26 septembre 2018

Identifier le mal-être des petits

La méthode de la PAB – ou «Parole au bébé» – permet de reconnaître un problème profond, souvent exprimé par le biais d’autres symptômes: difficultés d’endormissement, grosses crises de larmes, refus de s’alimenter, peurs inexpliquées, etc.

Valérie Vuillet
La méthode utilisée par Valérie Vuillet (à gauche) consiste en une simple pression sur l’avant-bras. (Photo: Mathieu Rod)

Votre bébé pleure beaucoup? A une peine folle à s’endormir, refuse de manger, souffre de peurs inexpliquées ou encore développe soudain de l’eczéma? La méthode de la PAB – pour «Parole au bébé» – pourrait l’aider à retrouver la sérénité. Cette approche permet de donner la parole à un bébé ou à un enfant à l’aide du test musculaire propre à la kinésiologie – consistant en une pression légère sur l’avant-bras –, en utilisant le bras d’un parent qui sert de transfert. Grâce à cette méthode, il est peu à peu possible de déterminer la cause du comportement de l’enfant. «Cette approche permet de donner la parole à l’intelligence innée de l’enfant, explique Valérie Vuillet, thérapeute en kinésiologie et périnatalité à Froideville (VD). Notre rôle est de traduire ce qu’elle exprime et de permettre ainsi une prise de conscience du vrai problème, généralement exprimé par le biais d’autres symptômes.» Le fait d’identifier la cause précise d’un mal-être favorise ensuite une vision différente de la situation et indique la direction du travail à effectuer – tout en donnant, à court ou moyen terme, la possibilité de résoudre le problème. 

Une méthode destinée à tous

Cette méthode permet ainsi de «dialoguer physiquement» de manière efficace, par le biais d’un parent, avec un tout-petit qui ne peut encore pas mettre de mots sur sa peur ou son mal-être. Mais elle peut s’appliquer à tous les âges, avec un résultat tout aussi bénéfique pour les fœtus que pour les adultes. «On ne pose pas de diagnostic et on ne soigne pas, avertit toutefois Valérie Vuillet. L’idée est simplement de permettre à chacun de mieux se rendre compte de ce qui bloque. Parfois, cette simple prise de conscience suffit. Mais tout ne se passe pas au cabinet et il y a souvent un travail et un nouveau comportement à mettre ensuite en place pour aboutir au résultat escompté. Il faut être persévérant avec soi-même, et continuer le suivi de ses enfants.» 

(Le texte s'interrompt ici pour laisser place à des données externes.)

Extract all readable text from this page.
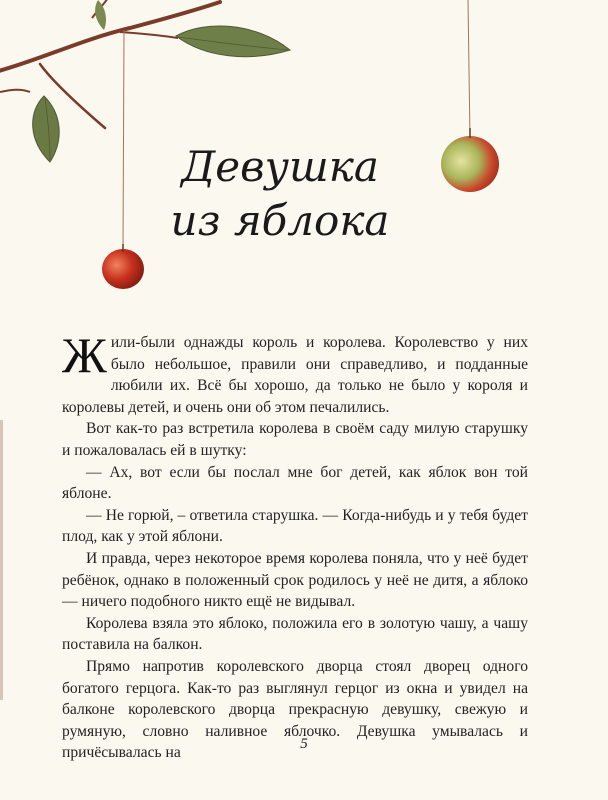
Девушка
из яблока

Жили-были однажды король и королева. Королевство у них было небольшое, правили они справедливо, и подданные любили их. Всё бы хорошо, да только не было у короля и королевы детей, и очень они об этом печалились.

Вот как-то раз встретила королева в своём саду милую старушку и пожаловалась ей в шутку:

— Ах, вот если бы послал мне бог детей, как яблок вон той яблоне.

— Не горюй, – ответила старушка. — Когда-нибудь и у тебя будет плод, как у этой яблони.

И правда, через некоторое время королева поняла, что у неё будет ребёнок, однако в положенный срок родилось у неё не дитя, а яблоко — ничего подобного никто ещё не видывал.

Королева взяла это яблоко, положила его в золотую чашу, а чашу поставила на балкон.

Прямо напротив королевского дворца стоял дворец одного богатого герцога. Как-то раз выглянул герцог из окна и увидел на балконе королевского дворца прекрасную девушку, свежую и румяную, словно наливное яблочко. Девушка умывалась и причёсывалась на

5
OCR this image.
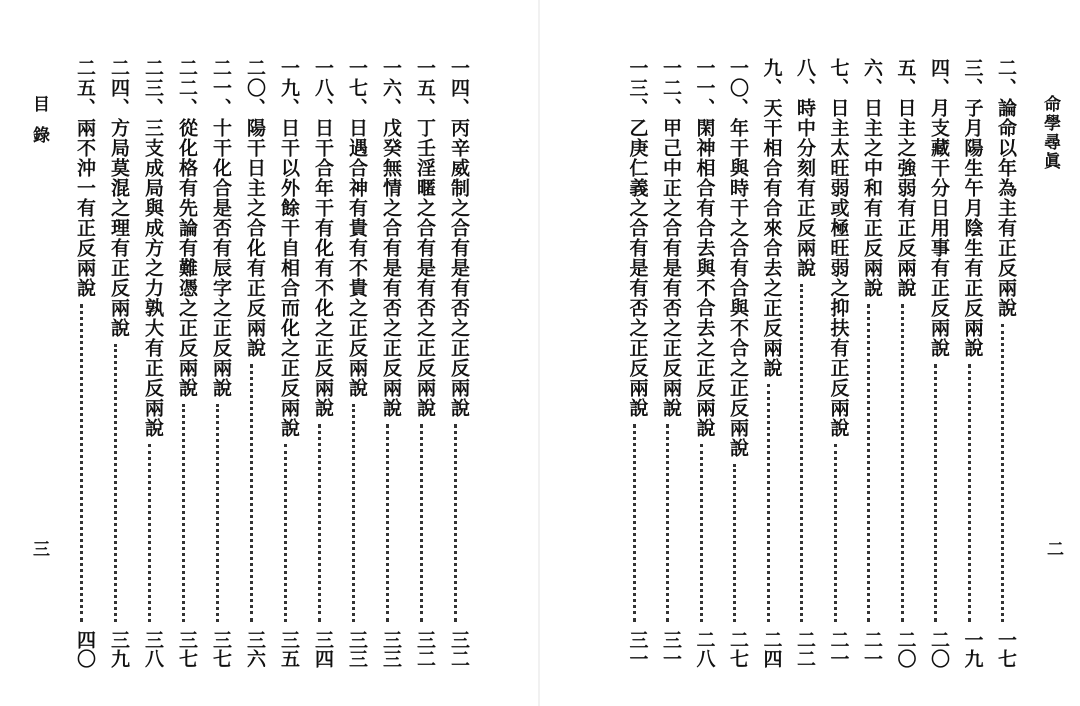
目錄
三
一四、丙辛威制之合有是有否之正反兩說
三二
一五、丁壬淫暱之合有是有否之正反兩說
三二
一六、戊癸無情之合有是有否之正反兩說
三三
一七、日遇合神有貴有不貴之正反兩說
三三
一八、日干合年干有化有不化之正反兩說
三四
一九、日干以外餘干自相合而化之正反兩說
三五
二〇、陽干日主之合化有正反兩說
三六
二一、十干化合是否有辰字之正反兩說
三七
二二、從化格有先論有難憑之正反兩說
三七
二三、三支成局與成方之力孰大有正反兩說
三八
二四、方局莫混之理有正反兩說
三九
二五、兩不沖一有正反兩說
四〇
命學尋眞
二
二、論命以年為主有正反兩說
一七
三、子月陽生午月陰生有正反兩說
一九
四、月支藏干分日用事有正反兩說
二〇
五、日主之強弱有正反兩說
二〇
六、日主之中和有正反兩說
二一
七、日主太旺弱或極旺弱之抑扶有正反兩說
二一
八、時中分刻有正反兩說
二二
九、天干相合有合來合去之正反兩說
二四
一〇、年干與時干之合有合與不合之正反兩說
二七
一一、閑神相合有合去與不合去之正反兩說
二八
一二、甲己中正之合有是有否之正反兩說
三一
一三、乙庚仁義之合有是有否之正反兩說
三一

Comme toute thérapie, cette méthode aide. Mais on ne sait jamais quel va être le résultat final

Valérie Vuillet

Déterminer la cause première du problème

La méthode de la PAB est particulièrement efficace dans le cas d’un symptôme récurrent et fatigant, comme les grosses et fréquentes crises d’un enfant ou, dans le cas d’un adulte, une difficulté à concevoir ou à faire des choix. «Souvent, la cause première d’un problème est d’abord exprimée plus ou moins clairement, avant que l’enfant – et donc, bien plus tard, l’adulte, ne finisse par se résigner si personne n’en tient compte.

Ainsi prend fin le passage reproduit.